The objectives for this project are to define a specific data quality metric for each of the following quality aspects of data: accuracy, timeliness, uniqueness, validity, consistency and completeness. Given the established metrics for data quality in networking, the project will develop a collaborative online platform to evaluate and rank publicly available dataset commonly used datasets for ML in networking. This platform is expected to serve as a guide for researchers to choose which dataset best suits the needs of the research they are developing. In addition, this rank will serve as a reference point for the development of new datasets in the future.

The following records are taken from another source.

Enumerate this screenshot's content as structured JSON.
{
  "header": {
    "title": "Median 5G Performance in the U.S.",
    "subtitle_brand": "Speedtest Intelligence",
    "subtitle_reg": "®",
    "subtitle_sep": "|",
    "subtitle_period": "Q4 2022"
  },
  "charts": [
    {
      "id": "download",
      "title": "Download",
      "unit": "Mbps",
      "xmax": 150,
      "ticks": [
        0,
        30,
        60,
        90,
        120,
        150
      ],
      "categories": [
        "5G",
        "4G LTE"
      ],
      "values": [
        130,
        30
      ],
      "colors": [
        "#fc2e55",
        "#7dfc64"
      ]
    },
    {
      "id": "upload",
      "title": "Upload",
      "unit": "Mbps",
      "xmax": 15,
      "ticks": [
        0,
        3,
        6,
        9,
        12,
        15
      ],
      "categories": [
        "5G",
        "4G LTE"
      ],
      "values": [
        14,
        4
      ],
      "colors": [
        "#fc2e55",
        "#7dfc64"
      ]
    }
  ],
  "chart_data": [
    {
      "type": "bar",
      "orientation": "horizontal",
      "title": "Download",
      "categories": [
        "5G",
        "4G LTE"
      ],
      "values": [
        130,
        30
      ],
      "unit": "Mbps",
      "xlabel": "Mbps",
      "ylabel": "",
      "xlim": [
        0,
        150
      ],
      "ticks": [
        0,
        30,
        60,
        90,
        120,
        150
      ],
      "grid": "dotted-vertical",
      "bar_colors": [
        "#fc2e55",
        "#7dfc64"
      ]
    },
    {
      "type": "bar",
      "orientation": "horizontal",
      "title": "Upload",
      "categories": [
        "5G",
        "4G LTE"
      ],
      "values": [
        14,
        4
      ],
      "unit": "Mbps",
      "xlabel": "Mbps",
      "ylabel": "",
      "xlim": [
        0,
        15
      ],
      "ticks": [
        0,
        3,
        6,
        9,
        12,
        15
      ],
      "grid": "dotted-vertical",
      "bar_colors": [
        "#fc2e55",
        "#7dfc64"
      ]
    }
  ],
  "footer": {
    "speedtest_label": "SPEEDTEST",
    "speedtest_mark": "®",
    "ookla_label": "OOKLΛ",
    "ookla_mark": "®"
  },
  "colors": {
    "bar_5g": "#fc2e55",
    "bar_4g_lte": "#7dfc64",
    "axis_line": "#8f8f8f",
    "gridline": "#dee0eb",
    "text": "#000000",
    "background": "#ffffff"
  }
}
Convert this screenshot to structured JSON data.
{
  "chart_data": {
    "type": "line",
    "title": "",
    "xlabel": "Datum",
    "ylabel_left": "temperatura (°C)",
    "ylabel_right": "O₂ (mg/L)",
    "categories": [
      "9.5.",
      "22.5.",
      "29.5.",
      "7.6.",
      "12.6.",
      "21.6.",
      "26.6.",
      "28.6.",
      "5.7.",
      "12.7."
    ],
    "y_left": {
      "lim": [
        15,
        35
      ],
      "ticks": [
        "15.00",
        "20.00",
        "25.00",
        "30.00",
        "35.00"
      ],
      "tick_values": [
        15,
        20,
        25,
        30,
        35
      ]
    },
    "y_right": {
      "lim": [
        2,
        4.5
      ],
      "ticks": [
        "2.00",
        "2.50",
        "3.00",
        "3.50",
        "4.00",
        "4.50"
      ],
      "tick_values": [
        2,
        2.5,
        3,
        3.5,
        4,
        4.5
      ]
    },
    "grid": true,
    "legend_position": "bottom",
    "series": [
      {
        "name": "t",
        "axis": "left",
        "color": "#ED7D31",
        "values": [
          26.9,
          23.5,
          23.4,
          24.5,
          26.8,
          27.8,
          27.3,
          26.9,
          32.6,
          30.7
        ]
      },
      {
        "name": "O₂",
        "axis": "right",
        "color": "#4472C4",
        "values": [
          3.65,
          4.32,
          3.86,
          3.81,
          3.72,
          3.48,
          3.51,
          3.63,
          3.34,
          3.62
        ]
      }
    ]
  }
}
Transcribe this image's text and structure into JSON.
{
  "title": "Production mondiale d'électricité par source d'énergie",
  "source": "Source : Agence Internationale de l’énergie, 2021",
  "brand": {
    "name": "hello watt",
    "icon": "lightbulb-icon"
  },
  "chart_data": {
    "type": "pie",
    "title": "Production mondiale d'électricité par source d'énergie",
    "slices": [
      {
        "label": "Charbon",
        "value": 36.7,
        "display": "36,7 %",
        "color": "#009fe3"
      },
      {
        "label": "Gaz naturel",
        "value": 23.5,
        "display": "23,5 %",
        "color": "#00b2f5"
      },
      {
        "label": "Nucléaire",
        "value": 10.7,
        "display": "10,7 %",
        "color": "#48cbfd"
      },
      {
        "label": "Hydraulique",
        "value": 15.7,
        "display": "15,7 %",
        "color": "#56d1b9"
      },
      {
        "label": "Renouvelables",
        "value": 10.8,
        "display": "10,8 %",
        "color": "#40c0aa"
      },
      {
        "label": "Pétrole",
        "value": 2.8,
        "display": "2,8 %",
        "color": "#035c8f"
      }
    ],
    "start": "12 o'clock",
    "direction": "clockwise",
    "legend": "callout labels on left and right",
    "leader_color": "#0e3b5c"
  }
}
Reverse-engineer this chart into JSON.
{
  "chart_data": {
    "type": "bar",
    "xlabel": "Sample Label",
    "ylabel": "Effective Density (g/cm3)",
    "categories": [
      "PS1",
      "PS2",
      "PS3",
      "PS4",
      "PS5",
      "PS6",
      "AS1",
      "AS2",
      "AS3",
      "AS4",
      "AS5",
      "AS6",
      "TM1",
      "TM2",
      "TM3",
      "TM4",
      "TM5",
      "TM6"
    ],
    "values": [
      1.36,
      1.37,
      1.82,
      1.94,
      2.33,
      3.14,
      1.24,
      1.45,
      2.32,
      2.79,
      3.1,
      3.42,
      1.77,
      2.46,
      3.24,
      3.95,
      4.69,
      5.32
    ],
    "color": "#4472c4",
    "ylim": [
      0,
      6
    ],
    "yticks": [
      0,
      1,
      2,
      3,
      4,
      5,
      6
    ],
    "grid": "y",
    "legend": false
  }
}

The expected results are a classification and categorization of the current approaches to measure the quality of data in ML in general, and for networking and network security in particular, providing recommendations to developers and researchers regarding increasing the quality of datasets used in networking, based on the observations produced through the data quality metrics. These recommendations will be based on classification and the evaluations performed so that they are supported by scientific evidence. The results of the project will be an open-source Python package that allows any developer or researcher to use the developed data quality metrics in any particular traffic capture; an open-source collaborative platform for ranking network-related datasets, and an open-source software to allow and facilitate the evaluation of private datasets locally.